Era puro Mark. Le dijo que la amaba. Le dijo que la ceguera no la había hecho más pequeña. Me llamó la persona más valiente que conoció, lo cual fue grosero porque ni siquiera estaba allí para afrontar el impacto que esas palabras tuvieron en mí.
Entonces Nora dijo: “Toca la flauta dulce”.
Así que lo hice.
Escuchar la voz de Mark después de siete años fue como recibir un golpe en el pecho.
Sonaba normal. Calido. Seco. Un poco cansado.
—Nora —dijo—, si estás escuchando esto, entonces algo salió realmente mal.
Nora soltó una risita terrible que se convirtió en llanto a la mitad.
Le dijo que la amaba. Le dijo que tenía más valentía que la mayoría de los adultos que había conocido. Bromeó sobre cómo ella solía golpear el piano con un dedo y llamarlo jazz.
Entonces su tono cambió.
“La persona a la que temo está más cerca de lo que quería creer.”
Dije inmediatamente: “Su jefe”.
Jonás dijo: “Esa también fue mi primera suposición”.
Antes de permitir que Jonah me ayude, le hice copias de su licencia, todas las notas que aún conservaba y cualquier cosa que Mark le hubiera dado, aparte del paquete. No iba a permitir que un hombre con una bandolera y cara de culpable me involucrara en otra situación de confianza a los medios.
Fuimos al antiguo edificio de la empresa, ahora con otro nombre. Encontramos a antiguos empleados. Consultamos los registros públicos. Dos clínicas que Mark había señalado habían recibido facturas por equipos que nunca recibieron.
Nora se negaba a mantenerse alejada de ello.
Le dije: “Esto es feo”.
Ella dijo: “Es mi padre”.
Eso puso fin a la discusión.
Escuchó la grabación de Mark una y otra vez con los auriculares puestos. Luego dijo: «Hay una campana de iglesia detrás de él».

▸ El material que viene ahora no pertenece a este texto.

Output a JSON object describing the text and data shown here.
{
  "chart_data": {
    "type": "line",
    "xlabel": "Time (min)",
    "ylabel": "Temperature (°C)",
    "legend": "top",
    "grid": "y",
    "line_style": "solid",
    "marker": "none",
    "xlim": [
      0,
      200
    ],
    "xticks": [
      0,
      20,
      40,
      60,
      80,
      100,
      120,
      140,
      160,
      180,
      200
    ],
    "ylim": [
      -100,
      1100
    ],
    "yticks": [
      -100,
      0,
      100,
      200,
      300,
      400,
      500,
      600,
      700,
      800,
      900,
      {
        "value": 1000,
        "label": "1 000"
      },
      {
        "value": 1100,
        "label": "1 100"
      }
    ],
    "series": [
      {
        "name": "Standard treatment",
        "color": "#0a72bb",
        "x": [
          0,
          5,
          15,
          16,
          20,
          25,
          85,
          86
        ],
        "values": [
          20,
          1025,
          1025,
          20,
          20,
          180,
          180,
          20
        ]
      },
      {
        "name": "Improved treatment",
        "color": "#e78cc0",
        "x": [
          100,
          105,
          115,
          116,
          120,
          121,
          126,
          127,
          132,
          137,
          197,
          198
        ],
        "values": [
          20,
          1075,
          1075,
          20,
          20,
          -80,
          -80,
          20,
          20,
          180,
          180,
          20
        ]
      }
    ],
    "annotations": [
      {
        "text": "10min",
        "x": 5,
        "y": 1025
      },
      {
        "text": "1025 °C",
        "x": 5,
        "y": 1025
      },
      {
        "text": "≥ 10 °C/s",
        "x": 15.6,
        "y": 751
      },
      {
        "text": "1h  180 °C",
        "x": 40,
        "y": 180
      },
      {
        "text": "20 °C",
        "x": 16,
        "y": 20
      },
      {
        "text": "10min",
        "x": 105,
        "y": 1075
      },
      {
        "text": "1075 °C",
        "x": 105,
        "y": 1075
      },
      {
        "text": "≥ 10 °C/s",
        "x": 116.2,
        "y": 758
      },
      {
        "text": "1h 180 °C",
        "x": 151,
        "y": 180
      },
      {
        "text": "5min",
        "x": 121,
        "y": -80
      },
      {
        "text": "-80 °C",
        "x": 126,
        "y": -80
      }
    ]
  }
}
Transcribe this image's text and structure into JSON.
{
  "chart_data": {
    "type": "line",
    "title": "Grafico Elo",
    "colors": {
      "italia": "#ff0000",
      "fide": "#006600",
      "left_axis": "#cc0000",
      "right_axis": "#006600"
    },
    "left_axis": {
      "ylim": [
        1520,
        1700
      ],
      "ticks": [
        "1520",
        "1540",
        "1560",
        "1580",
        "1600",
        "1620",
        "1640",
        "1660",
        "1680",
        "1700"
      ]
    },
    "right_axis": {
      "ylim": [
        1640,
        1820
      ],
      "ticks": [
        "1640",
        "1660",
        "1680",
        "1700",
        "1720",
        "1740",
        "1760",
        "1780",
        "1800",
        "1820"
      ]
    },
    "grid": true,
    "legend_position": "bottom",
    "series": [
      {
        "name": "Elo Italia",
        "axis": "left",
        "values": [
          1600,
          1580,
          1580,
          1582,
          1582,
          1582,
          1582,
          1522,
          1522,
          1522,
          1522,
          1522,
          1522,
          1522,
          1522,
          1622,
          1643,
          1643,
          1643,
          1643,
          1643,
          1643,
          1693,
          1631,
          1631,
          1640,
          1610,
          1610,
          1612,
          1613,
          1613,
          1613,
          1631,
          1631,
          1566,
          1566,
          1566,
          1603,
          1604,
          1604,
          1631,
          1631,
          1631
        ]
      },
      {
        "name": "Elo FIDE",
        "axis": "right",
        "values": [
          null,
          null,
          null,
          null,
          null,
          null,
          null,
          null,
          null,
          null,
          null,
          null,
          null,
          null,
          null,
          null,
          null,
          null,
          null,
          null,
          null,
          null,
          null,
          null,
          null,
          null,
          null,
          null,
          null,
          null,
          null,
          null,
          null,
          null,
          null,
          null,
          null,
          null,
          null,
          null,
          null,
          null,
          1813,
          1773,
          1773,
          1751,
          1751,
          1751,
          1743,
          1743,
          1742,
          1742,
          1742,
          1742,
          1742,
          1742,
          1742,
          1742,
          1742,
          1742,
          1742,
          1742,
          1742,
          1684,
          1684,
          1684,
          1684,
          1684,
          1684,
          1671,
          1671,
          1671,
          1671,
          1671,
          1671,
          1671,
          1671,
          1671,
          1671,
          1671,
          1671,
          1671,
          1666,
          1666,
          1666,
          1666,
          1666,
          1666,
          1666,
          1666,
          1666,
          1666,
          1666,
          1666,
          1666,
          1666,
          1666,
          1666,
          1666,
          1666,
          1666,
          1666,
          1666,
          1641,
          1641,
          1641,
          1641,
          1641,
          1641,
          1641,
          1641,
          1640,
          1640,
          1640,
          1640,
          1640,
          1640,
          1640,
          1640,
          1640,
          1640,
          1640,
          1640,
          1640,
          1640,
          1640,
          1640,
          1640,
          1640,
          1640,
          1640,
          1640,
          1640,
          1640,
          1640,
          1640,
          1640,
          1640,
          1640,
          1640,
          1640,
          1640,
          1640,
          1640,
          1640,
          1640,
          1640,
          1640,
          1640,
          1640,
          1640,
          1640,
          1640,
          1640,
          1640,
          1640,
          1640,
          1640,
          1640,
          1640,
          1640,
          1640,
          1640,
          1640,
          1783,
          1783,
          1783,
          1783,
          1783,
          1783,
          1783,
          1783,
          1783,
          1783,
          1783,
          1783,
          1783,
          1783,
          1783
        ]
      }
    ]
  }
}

Apenas podía oír nada más que estático.
Ella dijo: “No. Es la iglesia de Santa Ana. Cuatro campanas graves, una pausa, y luego una aguda. Pasábamos por allí todas las semanas de camino a la clase de piano cuando era pequeña”.
Eso nos dio una ubicación.
Jonás buscó en almacenes ubicados a menos de una milla de esa iglesia. En el segundo, el número de la llave de Mark coincidía con el de una caja fuerte en la oficina trasera.
En el interior había copias de los documentos extraviados.
Y en la última página, un nombre había sido rodeado dos veces con un círculo, escrito de puño y letra de Mark.
Lidia.
Mi mejor amigo.
Ella llevaba a Nora a sus citas cuando yo no podía pedir permiso en el trabajo. Se sentaba a la mesa de mi cocina en los aniversarios del accidente y lloraba conmigo. Antes del accidente, también trabajó un tiempo parcial como contable para la empresa de Mark porque necesitaba dinero extra tras su divorcio.